I have learned many lessons on this trip, some of them more important than others. For instance, I have always known that wearing sunscreen is of utmost importance when your skin has the natural hue of a ghost. However, what I have learned is that applying sunscreen and then rubbing away peeling skin is a self-defeating gesture as I have now revealed new, unprotected skin to the sun. Moreover, the tan lines created by such an incident are even more unattractive than those created by bikini straps or edges of life jackets. Therefore, Lesson 1: exfoliate vigorously *before* applying sunscreen. Then keep your hands to yourself while in the sun.

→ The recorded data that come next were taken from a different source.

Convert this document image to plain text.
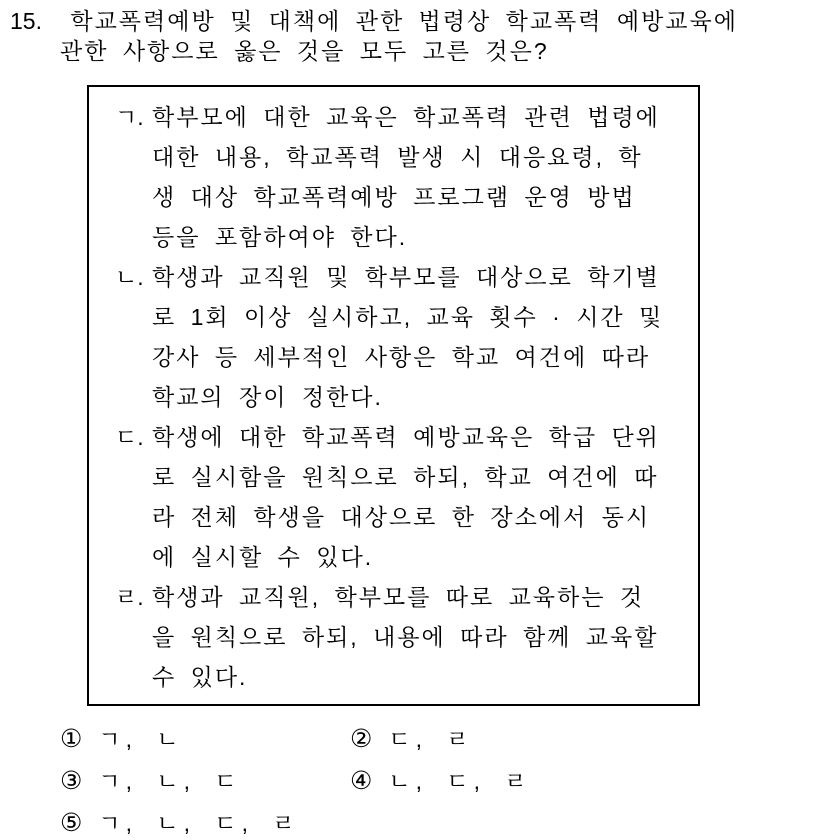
15. 학교폭력예방 및 대책에 관한 법령상 학교폭력 예방교육에
관한 사항으로 옳은 것을 모두 고른 것은?
ㄱ. 학부모에 대한 교육은 학교폭력 관련 법령에
대한 내용, 학교폭력 발생 시 대응요령, 학
생 대상 학교폭력예방 프로그램 운영 방법
등을 포함하여야 한다.
ㄴ. 학생과 교직원 및 학부모를 대상으로 학기별
로 1회 이상 실시하고, 교육 횟수 · 시간 및
강사 등 세부적인 사항은 학교 여건에 따라
학교의 장이 정한다.
ㄷ. 학생에 대한 학교폭력 예방교육은 학급 단위
로 실시함을 원칙으로 하되, 학교 여건에 따
라 전체 학생을 대상으로 한 장소에서 동시
에 실시할 수 있다.
ㄹ. 학생과 교직원, 학부모를 따로 교육하는 것
을 원칙으로 하되, 내용에 따라 함께 교육할
수 있다.
① ㄱ, ㄴ	② ㄷ, ㄹ
③ ㄱ, ㄴ, ㄷ	④ ㄴ, ㄷ, ㄹ
⑤ ㄱ, ㄴ, ㄷ, ㄹ
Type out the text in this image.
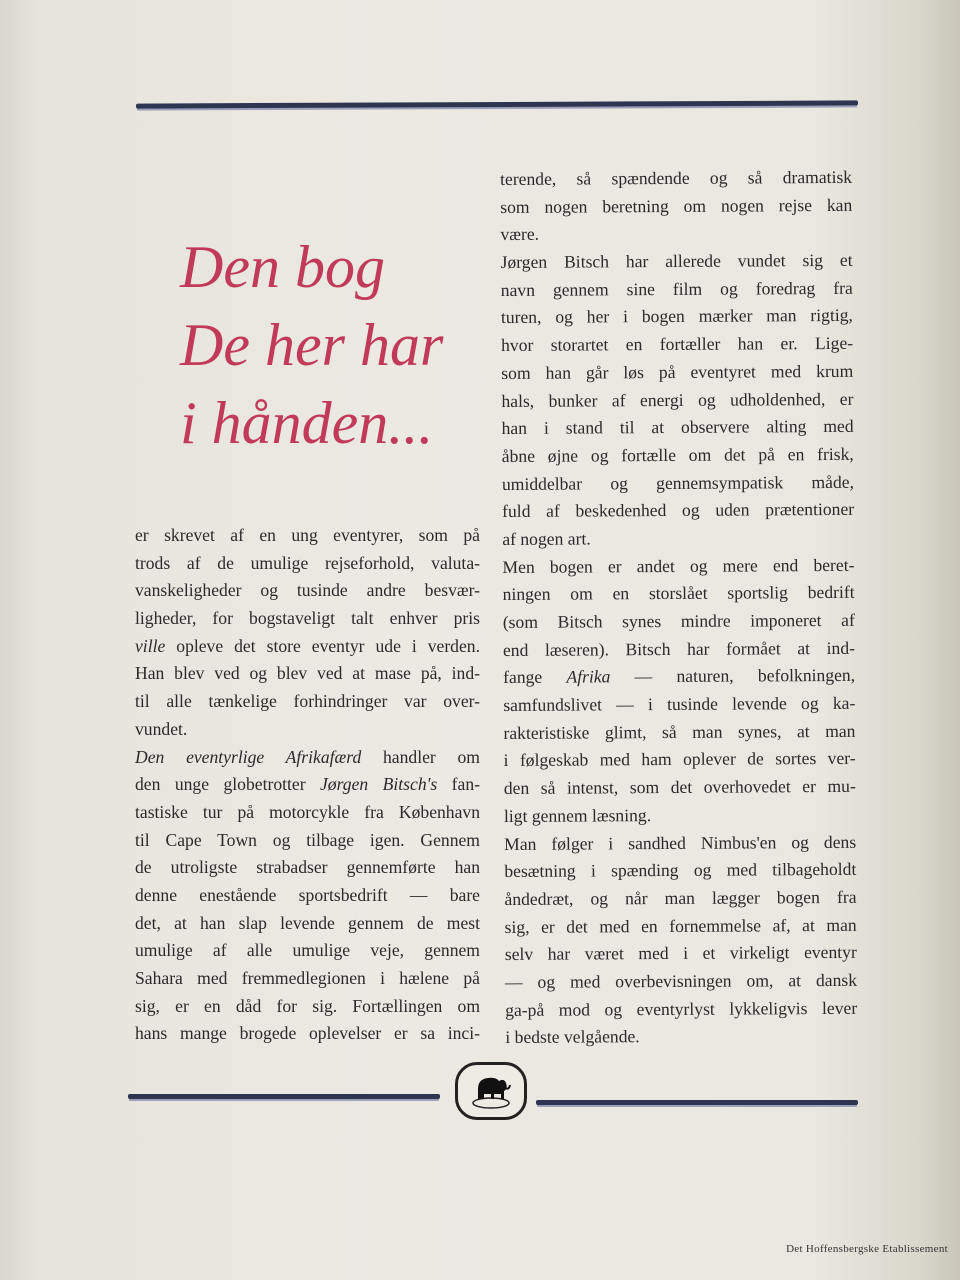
Den bog
De her har
i hånden...
er skrevet af en ung eventyrer, som på
trods af de umulige rejseforhold, valuta-
vanskeligheder og tusinde andre besvær-
ligheder, for bogstaveligt talt enhver pris
ville opleve det store eventyr ude i verden.
Han blev ved og blev ved at mase på, ind-
til alle tænkelige forhindringer var over-
vundet.
Den eventyrlige Afrikafærd handler om
den unge globetrotter Jørgen Bitsch's fan-
tastiske tur på motorcykle fra København
til Cape Town og tilbage igen. Gennem
de utroligste strabadser gennemførte han
denne enestående sportsbedrift — bare
det, at han slap levende gennem de mest
umulige af alle umulige veje, gennem
Sahara med fremmedlegionen i hælene på
sig, er en dåd for sig. Fortællingen om
hans mange brogede oplevelser er sa inci-
terende, så spændende og så dramatisk
som nogen beretning om nogen rejse kan
være.
Jørgen Bitsch har allerede vundet sig et
navn gennem sine film og foredrag fra
turen, og her i bogen mærker man rigtig,
hvor storartet en fortæller han er. Lige-
som han går løs på eventyret med krum
hals, bunker af energi og udholdenhed, er
han i stand til at observere alting med
åbne øjne og fortælle om det på en frisk,
umiddelbar og gennemsympatisk måde,
fuld af beskedenhed og uden prætentioner
af nogen art.
Men bogen er andet og mere end beret-
ningen om en storslået sportslig bedrift
(som Bitsch synes mindre imponeret af
end læseren). Bitsch har formået at ind-
fange Afrika — naturen, befolkningen,
samfundslivet — i tusinde levende og ka-
rakteristiske glimt, så man synes, at man
i følgeskab med ham oplever de sortes ver-
den så intenst, som det overhovedet er mu-
ligt gennem læsning.
Man følger i sandhed Nimbus'en og dens
besætning i spænding og med tilbageholdt
åndedræt, og når man lægger bogen fra
sig, er det med en fornemmelse af, at man
selv har været med i et virkeligt eventyr
— og med overbevisningen om, at dansk
ga-på mod og eventyrlyst lykkeligvis lever
i bedste velgående.
Det Hoffensbergske Etablissement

Lesson 2: try to balance out your injuries between both sides of your body. I managed to sprain my left ankle only two days after suffering a hefty scrape to my left shin. Both of these injuries were inflicted within the same week that I earned second-degree sunburns on both of my knees. The burns healed in about a week, the sprain is on its last bits of tenderness nine days after the incident, but the scrape? Easily the least serious of my injuries has yet to heal, nearly two weeks after I fell. It barely scabbed over in the first week and now has taken a lovely shade of rosy pink to its outer edges. I have been diligently applying antibacterial ointment since only moments after I fell (thanks, Chris!) but it stubbornly refuses to heal. I have come to the conclusion, seconded by a doctor on my kayaking trip this morning, that my body chose to attend to the more serious injuries first and is only now getting around to addressing this surface wound. Perhaps if I had sprained the other ankle, they both would have healed by now.

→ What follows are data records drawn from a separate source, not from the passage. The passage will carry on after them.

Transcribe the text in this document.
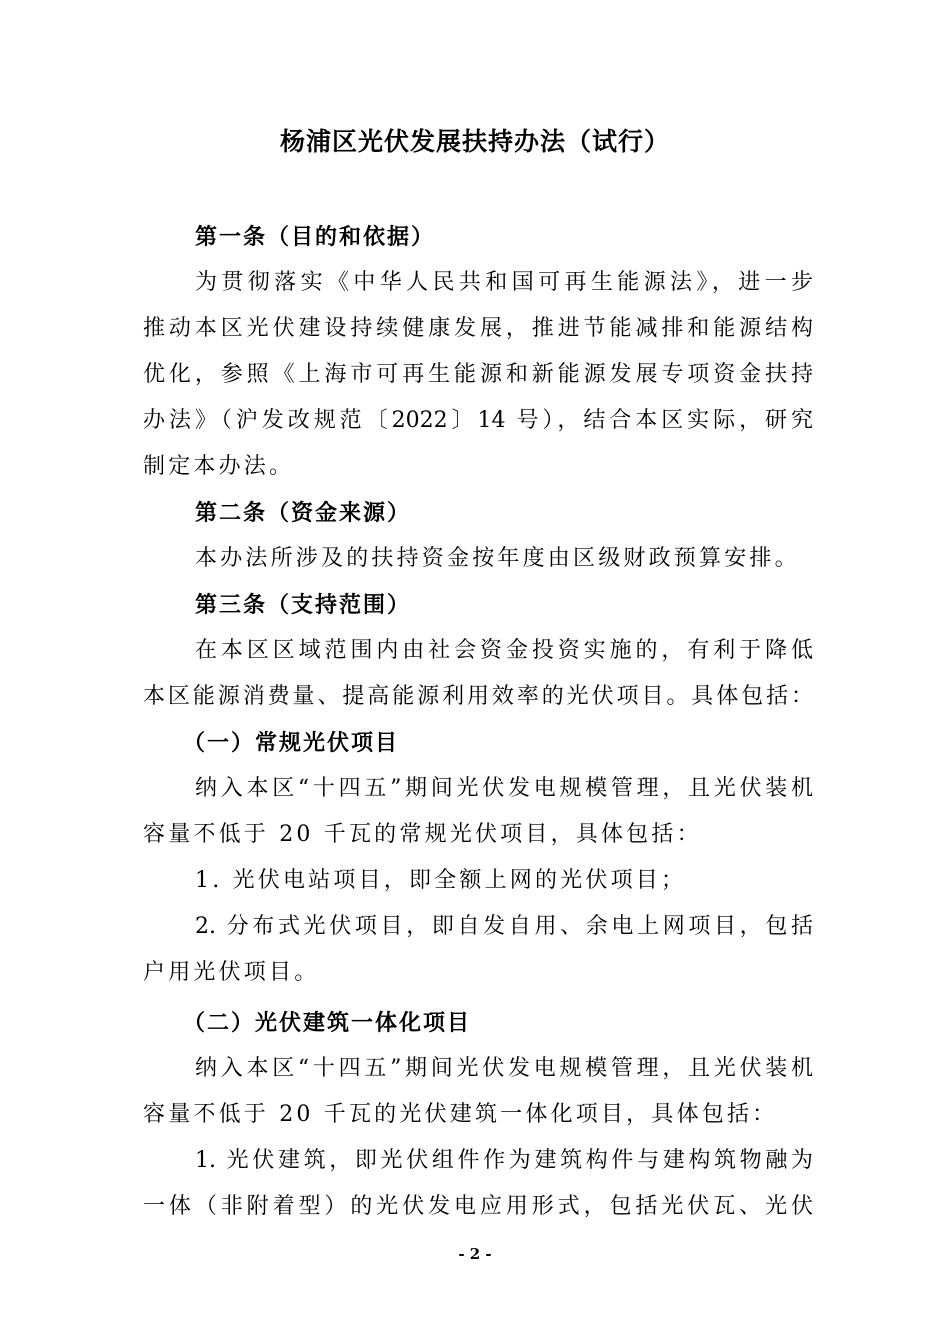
杨浦区光伏发展扶持办法（试行）
第一条（目的和依据）
为贯彻落实《中华人民共和国可再生能源法》，进一步
推动本区光伏建设持续健康发展，推进节能减排和能源结构
优化，参照《上海市可再生能源和新能源发展专项资金扶持
办法》（沪发改规范〔2022〕14 号），结合本区实际，研究
制定本办法。
第二条（资金来源）
本办法所涉及的扶持资金按年度由区级财政预算安排。
第三条（支持范围）
在本区区域范围内由社会资金投资实施的，有利于降低
本区能源消费量、提高能源利用效率的光伏项目。具体包括：
（一）常规光伏项目
纳入本区“十四五”期间光伏发电规模管理，且光伏装机
容量不低于 20 千瓦的常规光伏项目，具体包括：
1. 光伏电站项目，即全额上网的光伏项目；
2. 分布式光伏项目，即自发自用、余电上网项目，包括
户用光伏项目。
（二）光伏建筑一体化项目
纳入本区“十四五”期间光伏发电规模管理，且光伏装机
容量不低于 20 千瓦的光伏建筑一体化项目，具体包括：
1. 光伏建筑，即光伏组件作为建筑构件与建构筑物融为
一体（非附着型）的光伏发电应用形式，包括光伏瓦、光伏
- 2 -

Every other backpacker out there is also reading Lonely Planet. They are going to choose the same hostels are you based on the same descriptions and recommendations on which you chose. Thus, in this low-season of tourism, when reservations are rare and the more common practice is to just show up looking for a bed, Lesson 3: be the first backpacker in that line. The Bearded Monkey is the third hostel at which I was given one of the last beds while the seven or eight travelers queued behind me were turned away. Luckily, I have long legs and happen to walk fast from the bus stations. For this I have been rewarded accordingly.

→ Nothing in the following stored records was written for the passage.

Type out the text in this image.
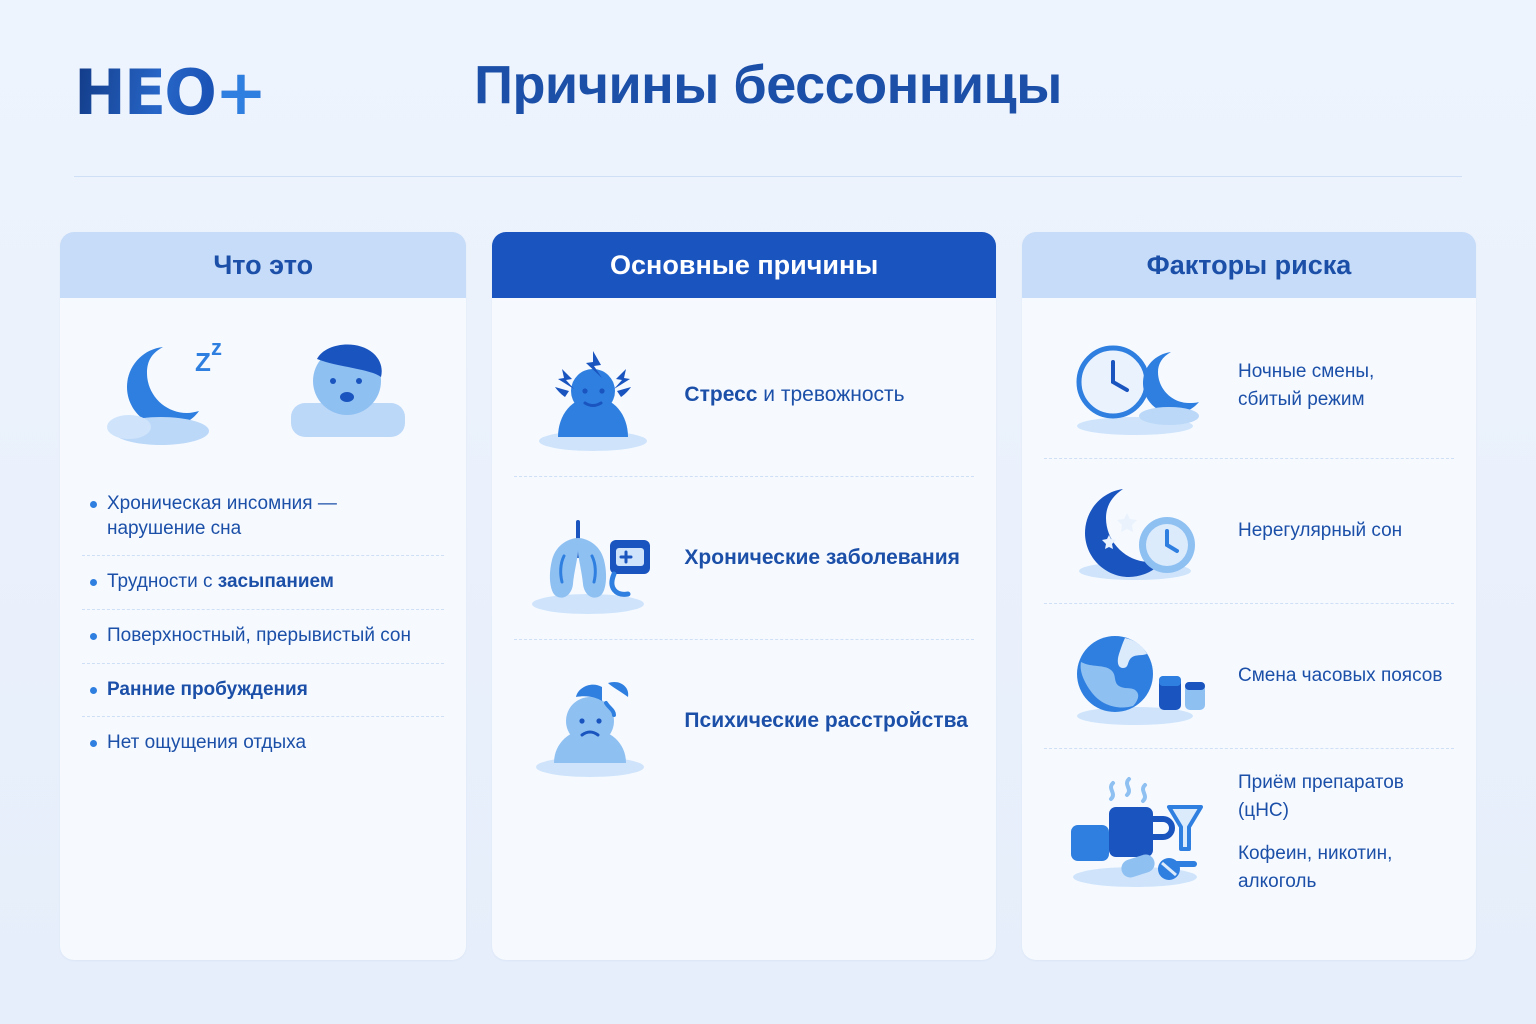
HEO+	Причины бессонницы
Что это
z
Z
Хроническая инсомния — нарушение сна
Трудности с засыпанием
Поверхностный, прерывистый сон
Ранние пробуждения
Нет ощущения отдыха
Основные причины
Стресс и тревожность
Хронические заболевания
Психические расстройства
Факторы риска
Ночные смены,
сбитый режим
Нерегулярный сон
Смена часовых поясов
Приём препаратов (цНС)
Кофеин, никотин,
алкоголь
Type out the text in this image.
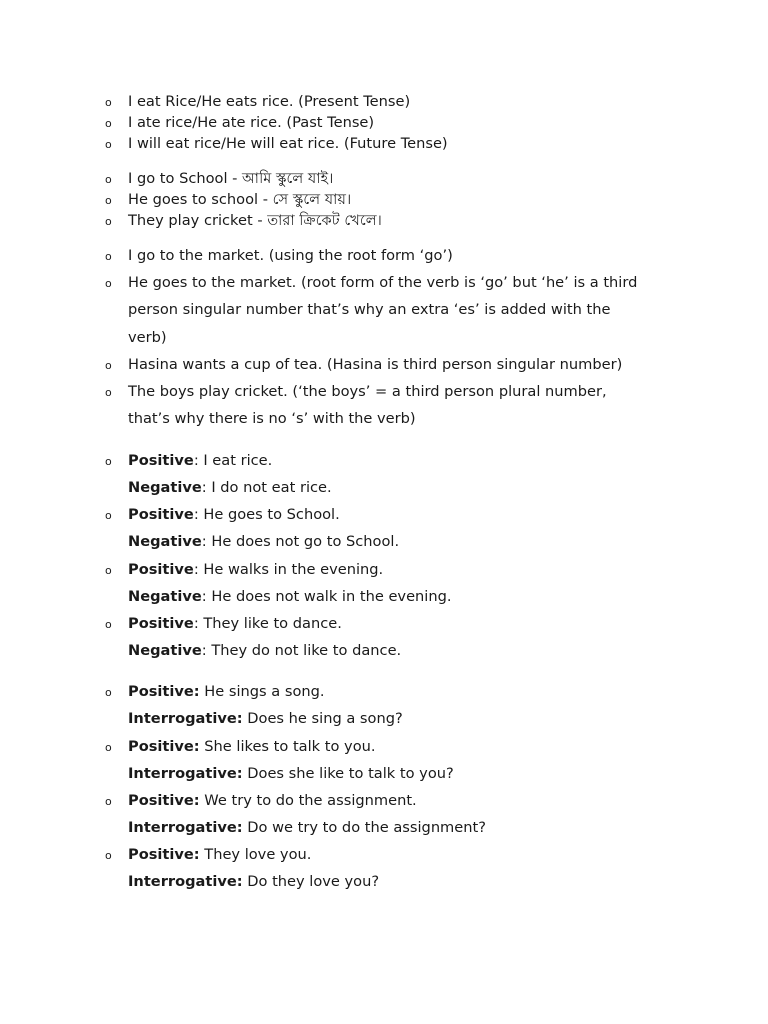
o I eat Rice/He eats rice. (Present Tense)
o I ate rice/He ate rice. (Past Tense)
o I will eat rice/He will eat rice. (Future Tense)
o I go to School - আমি স্কুলে যাই।
o He goes to school - সে স্কুলে যায়।
o They play cricket - তারা ক্রিকেট খেলে।
o I go to the market. (using the root form ‘go’)
o He goes to the market. (root form of the verb is ‘go’ but ‘he’ is a third
person singular number that’s why an extra ‘es’ is added with the
verb)
o Hasina wants a cup of tea. (Hasina is third person singular number)
o The boys play cricket. (‘the boys’ = a third person plural number,
that’s why there is no ‘s’ with the verb)
o Positive: I eat rice.
Negative: I do not eat rice.
o Positive: He goes to School.
Negative: He does not go to School.
o Positive: He walks in the evening.
Negative: He does not walk in the evening.
o Positive: They like to dance.
Negative: They do not like to dance.
o Positive: He sings a song.
Interrogative: Does he sing a song?
o Positive: She likes to talk to you.
Interrogative: Does she like to talk to you?
o Positive: We try to do the assignment.
Interrogative: Do we try to do the assignment?
o Positive: They love you.
Interrogative: Do they love you?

Lastly, since people who are already considered tall in the US are pretty much giants in Central America, Lesson 4: give up all hope of being comfortable while seated and learn to ignore the comments in the street as you pass. On my first full day in Costa Rica I visited the National Theater in San Jose. It is a truly beautiful theater and at the guide’s suggestion, I attempted to take a seat in the orchestra section. Unfortunately my knees hit the seat in front of me before I had wedged myself more than 2/3 of the way into the row. Not wanting to insult the rather eager guide I re-angled my legs into a male, spread-eagle position and slid down with a thud. In retrospect I should have swung both legs in the same direction and sat on a diagonal, because in my attempt to stand I found myself in a rather precarious squat and regained my vertical stance only after being hauled upright under the armpits by a sturdy man passing by. Similarly, transportation has been a bit of a problem, but I’ve survived by insisting on an aisle seat (with all gestures and Spanglish required of a traveler insisting on anything). And to all of those men commenting (and in one case, grabbing my elbow) as I walk: simply pretend you are passing a construction site in New York. Does the trick every time.